01/03/2019 : Retour sur la journée "l'innovation au défi du social" du 19 décembre 2018

Le 19 décembre dernier, s'est tenu un colloque organisé par différents acteurs de l'écosystème GNIAC et membres du réseau, réunis autour de la thématique de "l'innovation au défi du social" .

Yannick BLANC qui participait à cette journée en a dressé un bilan. Le voici ! 

Sachez que la dynamique va se poursuivre en 2019 et que GNIAC y apportera son soutien opérationnel (participation aux groupes de travail, préparation du colloque de suivi fin 2019).

 

Retrouvez le programme de la journée du 19 décembre 2018 Pour-une-innovation-sociale-au-service-des-urgences-les-plus-cruciales.pdf  et la tribune co-signée par GNIAC et diffusée à l'occasion dans les médias  Tribune-V7nov2.pdf

 

Yannick Blanc et André Jaunay

L’innovation au défi du social

L’innovation sociale permet-elle de traiter des problèmes sociaux majeurs ? Ses faibles niveaux d’impact, mais aussi d'exigence, nous ont conduit à poser cette question. Comment, par exemple, se satisfaire de l’annonce de 30 000 stages de découverte des métiers pour les élèves de 3ème lorsque l’on sait que le besoin est supérieur à 300 000 ?

La philanthropie, le mécénat d’entreprise et la RSE n’échappent pas à ce même constat : le caractère généreux comme la dimension inventive des initiatives désarment les exigences de l’évaluation ; les projets foisonnent, se démarquent, se concurrencent, s'égalisent sans égard pour leur pertinence ; la communication, privée et publique, privilégie le lancement des opérations mais néglige les impacts. Soit beaucoup d'efforts privés et publics pour peu de résultats.

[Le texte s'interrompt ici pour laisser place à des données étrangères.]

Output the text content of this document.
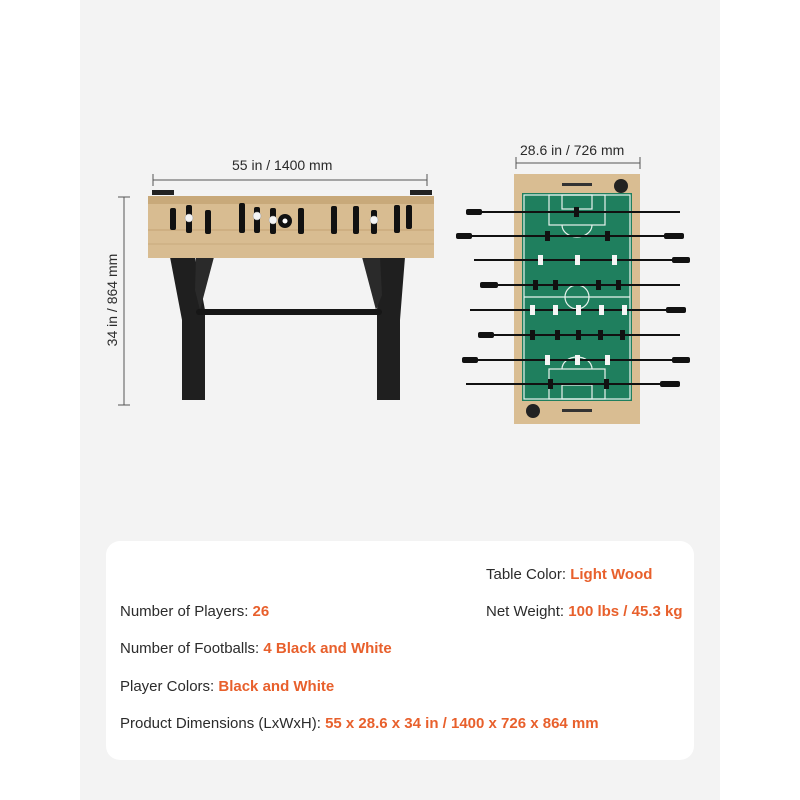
55 in / 1400 mm
28.6 in / 726 mm
34 in / 864 mm
Table Color: Light Wood
Number of Players: 26	Net Weight: 100 lbs / 45.3 kg
Number of Footballs: 4 Black and White
Player Colors: Black and White
Product Dimensions (LxWxH): 55 x 28.6 x 34 in / 1400 x 726 x 864 mm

Ce constat et la recherche d’impacts étaient l’objet d’un colloque tenu à Bobigny, au siège du Conseil départemental de la Seine-Saint-Denis, le 19 décembre dernier. Voici les enseignements que nous tirons de ses travaux.

L’innovation sociale se prête mal à une définition normative ; innover, n’est-ce pas d’abord s’affranchir des normes existantes, que celles-ci soient légales, économiques ou qu’il s’agisse tout simplement de la force des habitudes ? Toute initiative, toute invention n’est pas pour autant une innovation sociale, elle ne peut y prétendre qu’en répondant au minimum à deux critères : être conçue par et avec ses bénéficiaires ; avoir pour finalité l’intégration dans les usages et la modification des comportements individuels et collectifs.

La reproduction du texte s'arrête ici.